O Museu Municipal de Faro (MMF), em parceria com o Museu Nacional de Arte Antiga (MNAA), inaugura a exposição “Olhar a Paisagem a partir das coleções do MNAA”, integrada no programa “MNAA está aqui”.
A mostra propõe uma viagem artística por cerca de cinco séculos de história da arte, estabelecendo um diálogo entre obras do acervo do MNAA e expressões modernistas pertencentes à coleção do Museu Municipal de Faro.

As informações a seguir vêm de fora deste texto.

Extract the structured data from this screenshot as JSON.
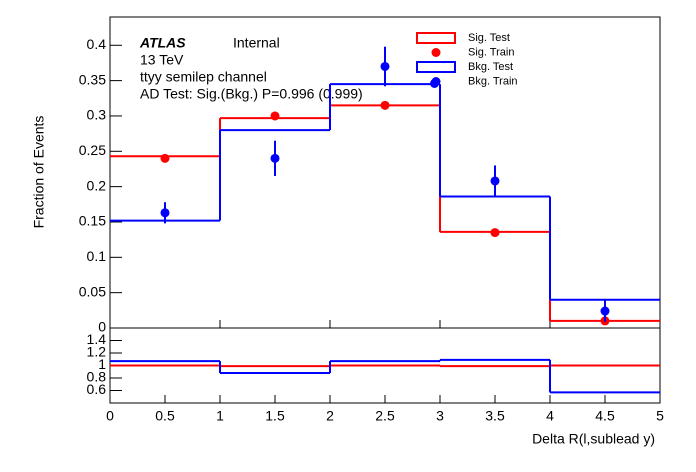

Entre as peças em destaque encontram-se obras como Mês de Abril, de Baltazar Gomes Figueira e Josefa de Ayala, Leda e o Cisne, de Vieira Portuense, bem como trabalhos de artistas internacionais como Joos de Momper II e Jules Dupré.
Segundo a organização, a exposição parte “da noção de paisagem enquanto construção do olhar”, refletindo sobre as diferentes formas de representação da natureza ao longo do tempo.
Exposição promove diálogo entre coleções e épocas artísticas
A mostra pretende evidenciar a afirmação da pintura de paisagem enquanto campo autónomo da criação artística, reunindo diferentes perspetivas sobre natureza, arquitetura e prática pictórica.
A iniciativa assume-se também como “um convite ao cruzamento de perspetivas, ao diálogo entre coleções e à (re)descoberta do património artístico preservado por ambas as instituições”.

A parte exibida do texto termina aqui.